I waited but he didn’t elaborate, not even when I prompted him.
Matt knew how to get an answer from him, however. “No doubt Mr. Fuller wanted the guild master to revoke the memberships of those members who are known magicians. It’s happening all over London, so I hear. It won’t be long until the discontent spreads to Bristol and other cities.”
“A handful of members have been expelled already.” The porter sighed. “Why can’t everyone just get along? We’re all in the wool trade. We need to take care of one another, not destroy.” He gave me a grim smile. “But that’s a debate for another day. Rest assured, ma’am, as long as you don’t mention magic in Mr. Fuller’s presence, you’ll find him a friendly giant of a fellow. And his wife is a delight.”
He told us where to find Mr. Fuller’s rug shop. It was a mere two streets away from Mr. Pyke’s. We drove back the way we’d come and collected Willie and Duke. Unfortunately they had nothing to report.

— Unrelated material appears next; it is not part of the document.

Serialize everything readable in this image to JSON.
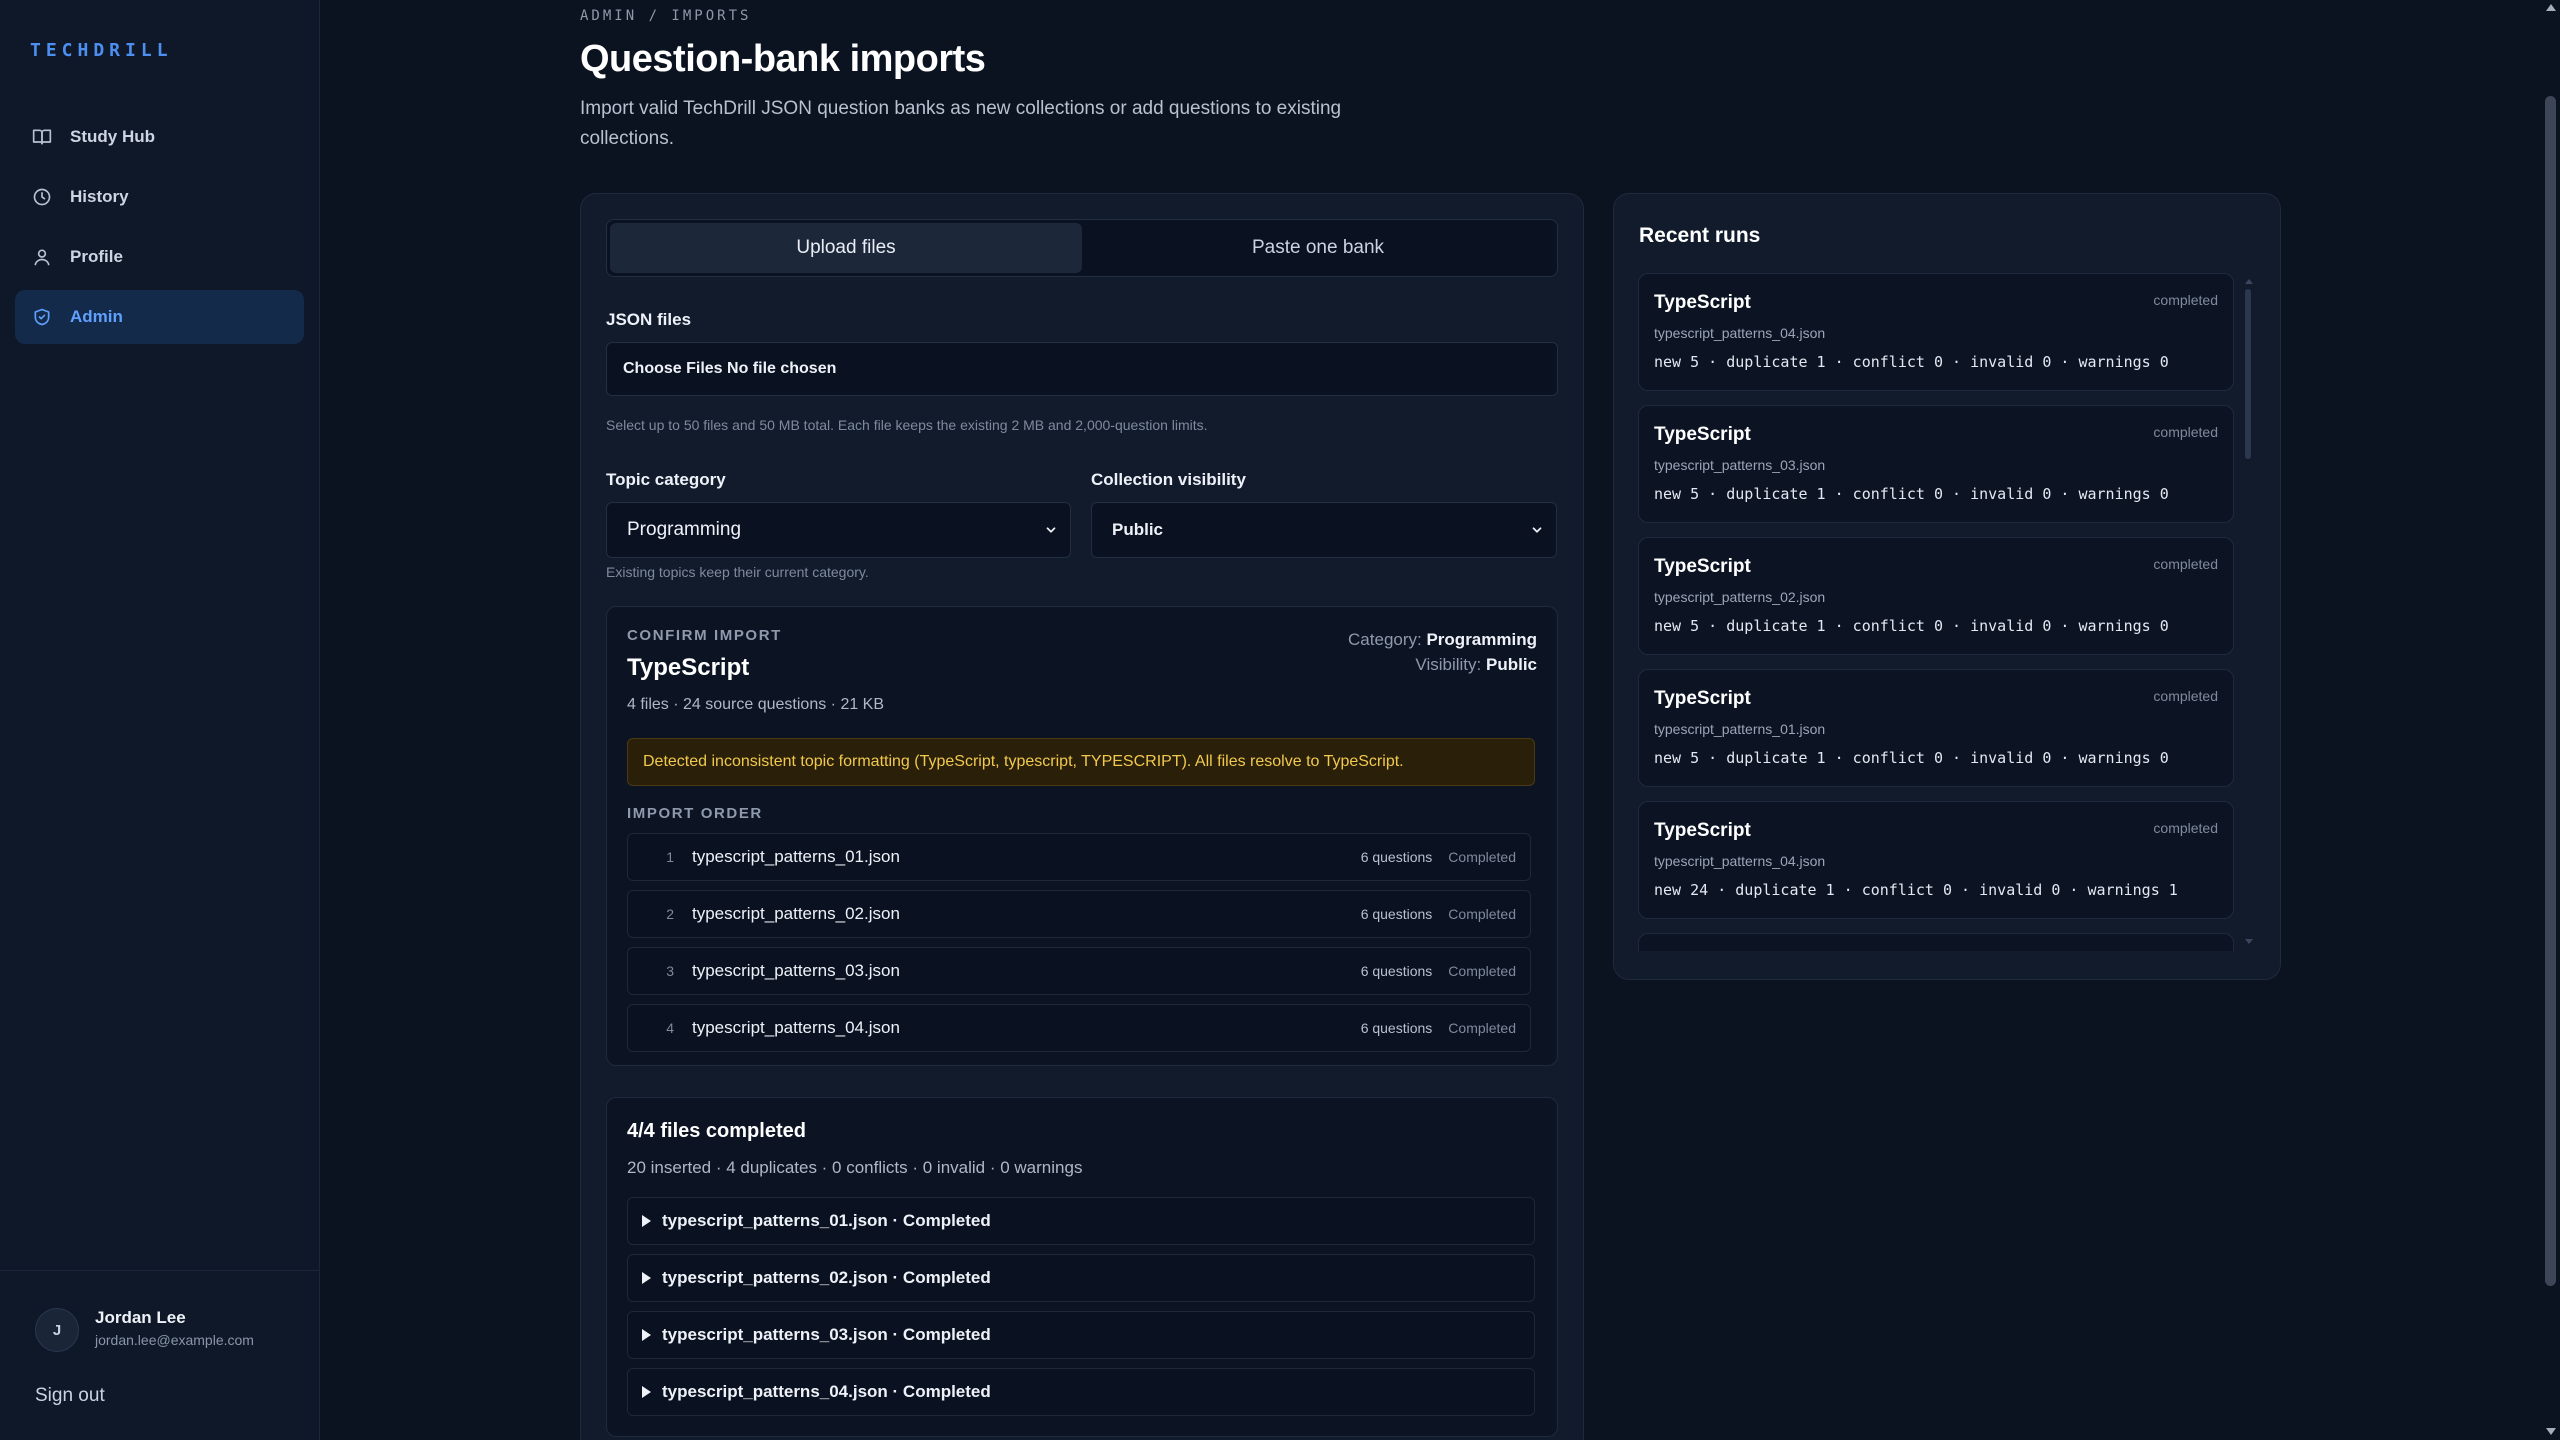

“Only one person saw him,” Willie said. “A woman who was bringing in her washing says he walks past at the same time every night and she saw him last night too. She always nods at him and he nods back. She said he looked fine but distracted, like he didn’t really notice her and was just nodding as a matter of course.”
That was similar to what the neighbor told us.
“We kept asking everyone we came across,” Duke went on. “No one else saw him, and some said that was strange because they always see him going home that way. So we reckon he was kidnapped between the point where he saw the woman hanging out her washing and his home.”